Nevertheless, the judge may accede to the prosecutor’s request if the judge offers to do the same for the defense, upon request, and takes effective steps to notify defendants and defense attorneys that they may make such a request. Therefore, the judge must ensure that notice advising defendants and defense attorneys that the court will send trial notices to their witnesses... distributed to reach the widest audience possible. For example, the court can arrange for notice to be posted on the court’s website (if any) and/or the town’s website, as well as at the courthouse, the town and/or village halls and the local public library. In addition, the judge may periodically publish a notice in the local newspaper, and he/she should notify the local bar association.

         The present inquiry suggests there may be practical problems for judges who attempt to use the exception carved out in Opinion 09-173. For example, it may very well burden limited court resources to take the requisite “effective steps to notify defendants and defense attorneys” that they, too, may ask the court to send trial notices to their witnesses (Opinion 09-173 [emphasis added]). In the inquiring judge’s court, the situation is further complicated by the prosecutor’s request that the court go beyond “merely” advising the prosecution’s prospective witnesses of upcoming appearance dates, and actually instruct prospective witnesses that the prosecutor would like to meet with them, or that the prosecutor would like them to bring certain evidence when they appear. Finally, the inquiring judge advises that prior attempts to provide the requested notices resulted in numerous telephone calls from witnesses, victims and officers, increasing the risk of inadvertent ex parte communications.

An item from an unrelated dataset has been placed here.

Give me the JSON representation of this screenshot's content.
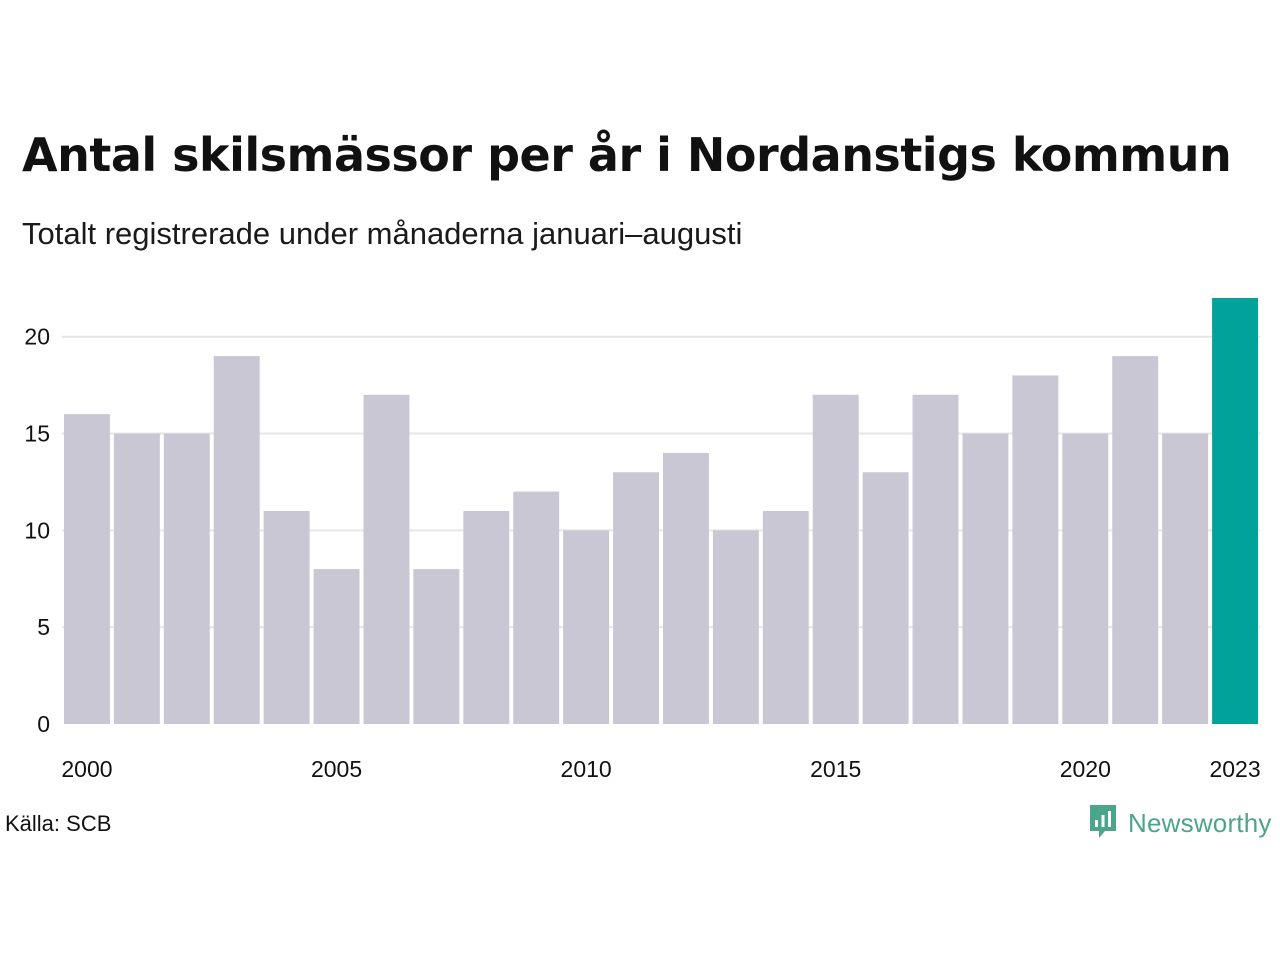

         Consequently, the Committee now believes its 2011 amendment to Opinion 09-173, though well-intentioned, puts the local courts in an untenable situation. No matter how widely the local courts attempt to make known their willingness to undertake witness-notification functions for both sides, it appears that only the prosecution is actually in a position to employ this “service.” While it may not be problematic for a court to notify all witnesses in a particular case on an occasion when specific circumstances may warrant it, this inquiry apparently reflects an instance where the prosecutor has come to “expect” the court to so function.

         If the District Attorney’s office needs more funds to track cases and notify witnesses in local justice courts, that problem must be addressed through the regular legislative or political process (cf. Opinion 09-205 [where village justice believes “certain operational charges allocated to the justice court line in the court’s budget ... are not proper court expenditures,” the justice should advise the village board and his/her administrative judge of these concerns]). Absent a legal requirement to do so, the town and village courts must not compensate for any apparent deficiencies in the budgeting process by routinely taking on the non-judicial functions of notifying the District Attorney’s witnesses.

         The Committee hereby amends Opinion 09-173 by striking the final paragraph of the opinion and striking the last twelve words of the digest, to reflect that a justice court should not routinely notify witnesses for the prosecution, even if the court is willing to do the same for defendants and defense attorneys on request.1

         On these facts, the town justice may not assist the District Attorney by contacting “witnesses, complainants and officers” of their upcoming court appearances (e.g. hearings and trials).


         1Of course, where the complainant police officer or trooper serves as the prosecution’s sole representative, the court may still “provide the trial schedule notice to that trooper/officer in his/her prosecutorial capacity” (Opinion 10-111).